Album: Veteran (2018)
Favourite Tracks: “1539 N. Calvert” / “Real Nega” / “Thug Tears” / “Baby I’m Bleeding” / “Rainbow Six“
Peggy, as he’s called by his fans, is worried people think he’s too online. Peggy’s view, on the other hand, is that he’s online because that’s our reality now. To say you’re not online means either you’re in denial, or you’re out of touch. Peggy is in touch with more than just memes, he sees what white people say when they’re hidden by their screens, when they’re pretending to be someone they’re not, when they’re pretending to be black, and he wants to bring all of that to light. What can be so off-putting about his music, for some – more so even than the abrasive production – is his weaponization of the language of the online alt-right. That’s the point, though. Too often it is people who are already immensely safe and privileged that are arguing for safe spaces when what they’re really arguing for is their right not to be made uncomfortable. Peggy, and artists of his ilk, make music designed to confront this, designed to say it’s the lives of people of colour that are on the line, not the comfort of the privileged that matters. “We don’t fuck with alt-right/ y’all ain’t never been a threat/ If y’all come to Baltimore we gon’ stick ’em for their racks/ We gon’ beat them crackers dead,” he raps on “Rock N Roll is Dead,” issuing his mission statement.

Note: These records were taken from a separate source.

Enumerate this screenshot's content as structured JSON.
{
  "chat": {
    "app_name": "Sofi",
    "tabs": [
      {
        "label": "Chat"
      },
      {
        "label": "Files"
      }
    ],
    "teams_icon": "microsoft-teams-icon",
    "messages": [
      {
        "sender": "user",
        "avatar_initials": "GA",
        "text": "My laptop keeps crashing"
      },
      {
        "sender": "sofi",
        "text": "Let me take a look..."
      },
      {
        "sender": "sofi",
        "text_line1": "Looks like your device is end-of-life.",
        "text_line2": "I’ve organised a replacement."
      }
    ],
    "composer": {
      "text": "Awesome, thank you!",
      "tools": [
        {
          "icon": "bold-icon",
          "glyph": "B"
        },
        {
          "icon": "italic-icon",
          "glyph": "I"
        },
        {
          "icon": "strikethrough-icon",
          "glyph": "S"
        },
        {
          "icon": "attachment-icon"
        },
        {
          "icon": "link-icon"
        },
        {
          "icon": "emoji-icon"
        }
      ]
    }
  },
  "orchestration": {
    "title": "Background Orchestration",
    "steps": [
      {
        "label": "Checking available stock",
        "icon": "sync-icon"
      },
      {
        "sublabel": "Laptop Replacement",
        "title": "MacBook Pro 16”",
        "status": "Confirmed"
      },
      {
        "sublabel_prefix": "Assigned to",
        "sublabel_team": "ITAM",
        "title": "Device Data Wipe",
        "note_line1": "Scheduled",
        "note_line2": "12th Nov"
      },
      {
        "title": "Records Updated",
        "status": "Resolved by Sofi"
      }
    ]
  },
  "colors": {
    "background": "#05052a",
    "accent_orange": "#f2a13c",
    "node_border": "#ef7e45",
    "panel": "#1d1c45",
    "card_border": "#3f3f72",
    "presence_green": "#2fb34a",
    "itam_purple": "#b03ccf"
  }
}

There is no talking, Peggy wants to drive the bigots out of their caves and finish them once and for all.
Artist: Drakeo the Ruler
Album: Cold Devil (2017)
Favourite Tracks: “Big Bank Unchies” / “Flu Flamming” / “Neiman & Marcus Don’t Know You” / “Out the Slums”
At the time of this writing Drakeo the Ruler is still in solitary confinement awaiting trial after already being acquitted of all murder and attempted murder charges. The district attorney has refiled charges of criminal gang conspiracy and shooting from a motor vehicle, charges that were dropped after a hung jury in his previous trial, and Drakeo now faces life in prison again. Jeff Weiss, founder of the best rap blog Passion of the Weiss, has covered this story extensively and deserves a Pulitzer, see his most extensive piece here. I say all that because it’s impossible to listen to this record, to hear Drakeo’s icy deadpan delivery, without thinking about a man separated from humanity, largely because of his lyrics and his association with a street rap crew. It’s impossible, for me and anyone with a brain, to hear the lyrics of a song like “Neiman & Marcus Don’t Know You” and realize that any crimes Drakeo may or may not have committed are ones of a petty nature, credit card scamming in order to flip items of high fashion for example, and not murder. Drakeo is a stylist in nature, rarely minimal, he paints scenes while riding the beat any which way he wants, slower, in time, faster. He’s mud walking in Christian Louboutins, easily recognized at Neiman & Marcus, stacking 100 dollar bills on his dashboard, rocking a gun made by FN Herstal as fashion, all while rapping in a flow entirely his own. Free Drakeo; free Ralfy.